His populist followers and the tame conservatives who have latched onto him because of partisan loyalties claim to despise President Obama. But the sad truth is that Trump’s vision of America is far more in tune with that of the man he wishes to replace in the White House than of Reagan or Jeanne Kirkpatrick. Trump’s supporters are gulled by his braggadocio into thinking he’s a breath of fresh air but, in fact, he is anything but. If Trump is not apologizing for what he sees as a flawed America, much like Obama, he lacks confidence in the strength and the transcendent importance of our values. Like Obama, he is also determined to withdraw from the world. He speaks of defeating ISIS but like Obama, he also makes it clear he has no intention of committing the resources to that fight.
Though Mike Pence correctly criticized Obama for apologizing to foes and abandoning allies in his speech last night, how else could one characterize Trump’s treatment of the Baltic republics and other NATO allies but as an even more craven version of the current administration’s policies?
The Republican Party led by Ronald Reagan was well aware of the challenges facing the nation, both at home and abroad. But it was not afraid to speak out for freedom and to resist the spirit of tyranny that gave hope to those same Baltic republics that Trump has so irresponsibly left out to dry as he calculates whether they have paid enough to justify America fulfilling its treaty obligations. In that way, Trump’s vision of America is a projection of his own reputation in business: a man always ready to drive a hard bargain but often unwilling to pay his bills leaving the little guys who depended on him to shift for themselves in the face of ill fortune.
Like those 1984 Democrats that he doubtlessly supported at the time, Trump believes America must look inward and abandon the nation’s responsibilities and to cease championing its values. That is not a policy most contemporary Republicans support and, indeed, it is contradicted by many of the speeches that were heard in Cleveland. But neither Pence, nor Newt Gingrich, nor Chris Christie will be running America’s foreign policy next year if their party wins in November. It will be Trump who will call the tune, and that will mean it is his ideas that will prevail in a Republican administration that would begin dismantling the foreign policy achievements that Reagan’s victory in the Cold War as well as those of his predecessors dating back to Harry Truman.

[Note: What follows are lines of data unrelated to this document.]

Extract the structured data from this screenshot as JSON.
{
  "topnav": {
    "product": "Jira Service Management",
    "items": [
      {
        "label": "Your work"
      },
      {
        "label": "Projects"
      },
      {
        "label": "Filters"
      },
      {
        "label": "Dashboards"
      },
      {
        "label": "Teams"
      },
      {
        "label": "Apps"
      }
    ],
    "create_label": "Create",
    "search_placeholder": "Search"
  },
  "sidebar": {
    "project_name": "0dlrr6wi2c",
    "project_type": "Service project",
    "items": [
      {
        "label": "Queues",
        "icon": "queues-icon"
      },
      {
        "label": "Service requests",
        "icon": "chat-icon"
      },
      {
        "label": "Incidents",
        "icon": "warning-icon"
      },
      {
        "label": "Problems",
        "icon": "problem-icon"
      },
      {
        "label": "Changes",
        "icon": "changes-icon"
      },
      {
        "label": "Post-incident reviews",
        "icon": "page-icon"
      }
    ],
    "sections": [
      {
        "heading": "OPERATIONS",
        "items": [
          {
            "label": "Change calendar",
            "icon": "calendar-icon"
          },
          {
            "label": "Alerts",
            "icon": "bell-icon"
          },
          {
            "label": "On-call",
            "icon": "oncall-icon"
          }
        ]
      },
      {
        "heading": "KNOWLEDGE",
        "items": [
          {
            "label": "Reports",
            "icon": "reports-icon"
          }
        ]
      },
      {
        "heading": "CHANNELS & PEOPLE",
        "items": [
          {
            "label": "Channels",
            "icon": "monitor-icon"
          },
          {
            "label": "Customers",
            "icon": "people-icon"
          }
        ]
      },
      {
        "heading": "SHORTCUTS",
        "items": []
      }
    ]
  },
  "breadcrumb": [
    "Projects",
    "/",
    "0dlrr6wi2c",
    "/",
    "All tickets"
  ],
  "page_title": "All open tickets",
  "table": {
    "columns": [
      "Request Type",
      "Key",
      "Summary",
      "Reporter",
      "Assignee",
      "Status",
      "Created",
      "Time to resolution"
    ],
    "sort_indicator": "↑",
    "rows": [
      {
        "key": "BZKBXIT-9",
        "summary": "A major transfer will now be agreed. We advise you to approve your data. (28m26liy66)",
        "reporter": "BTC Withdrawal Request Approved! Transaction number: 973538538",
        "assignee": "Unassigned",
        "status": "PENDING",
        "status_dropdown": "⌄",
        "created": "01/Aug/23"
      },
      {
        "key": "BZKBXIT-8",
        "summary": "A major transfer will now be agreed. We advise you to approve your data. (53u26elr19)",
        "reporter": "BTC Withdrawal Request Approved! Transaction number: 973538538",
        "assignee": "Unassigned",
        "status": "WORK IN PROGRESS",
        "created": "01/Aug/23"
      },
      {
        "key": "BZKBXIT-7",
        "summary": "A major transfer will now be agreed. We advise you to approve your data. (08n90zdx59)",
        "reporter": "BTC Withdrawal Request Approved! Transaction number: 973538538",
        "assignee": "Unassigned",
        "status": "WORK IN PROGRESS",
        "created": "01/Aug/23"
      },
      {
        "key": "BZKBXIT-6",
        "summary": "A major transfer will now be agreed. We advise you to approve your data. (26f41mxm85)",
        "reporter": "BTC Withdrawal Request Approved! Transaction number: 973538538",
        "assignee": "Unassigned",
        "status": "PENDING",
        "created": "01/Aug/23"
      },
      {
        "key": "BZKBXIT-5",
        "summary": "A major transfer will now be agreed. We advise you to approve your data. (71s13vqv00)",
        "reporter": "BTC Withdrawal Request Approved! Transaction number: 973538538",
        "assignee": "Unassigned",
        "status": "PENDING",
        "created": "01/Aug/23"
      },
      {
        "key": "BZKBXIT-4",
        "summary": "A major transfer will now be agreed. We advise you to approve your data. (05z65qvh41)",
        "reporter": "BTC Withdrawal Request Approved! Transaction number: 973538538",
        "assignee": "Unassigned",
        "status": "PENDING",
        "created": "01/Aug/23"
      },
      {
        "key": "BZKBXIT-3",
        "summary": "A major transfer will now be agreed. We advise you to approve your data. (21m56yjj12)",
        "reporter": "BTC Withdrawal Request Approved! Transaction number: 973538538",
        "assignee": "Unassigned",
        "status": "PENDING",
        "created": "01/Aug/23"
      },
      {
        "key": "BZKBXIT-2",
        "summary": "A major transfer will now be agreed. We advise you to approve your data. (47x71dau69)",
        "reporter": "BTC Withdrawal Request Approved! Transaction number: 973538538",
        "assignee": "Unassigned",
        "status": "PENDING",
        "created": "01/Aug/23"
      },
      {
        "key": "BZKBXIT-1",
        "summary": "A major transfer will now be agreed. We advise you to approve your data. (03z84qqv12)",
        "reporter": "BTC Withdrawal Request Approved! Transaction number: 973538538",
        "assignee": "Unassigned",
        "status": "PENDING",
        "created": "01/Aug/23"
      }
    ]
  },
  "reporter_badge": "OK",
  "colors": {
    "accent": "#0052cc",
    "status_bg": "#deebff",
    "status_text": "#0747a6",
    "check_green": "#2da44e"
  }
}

These are views that in any previous year would have been considered disqualifying for a Republican candidate, but this is the vision the party apparatchiks marching in lockstep—dutifully shouting down dissidents who speak of conscience—have embraced in Cleveland. They are applauding a man who is imbued with the same spirit of retreat that was at the heart of the San Francisco Democrats and shares with them a reluctance to stand up for freedom because he lacks faith in American exceptionalism. This is a Republican Party Ronald Reagan would not have recognized. But it is one that at the very least shares a foreign policy with Obama and his left-wing predecessors.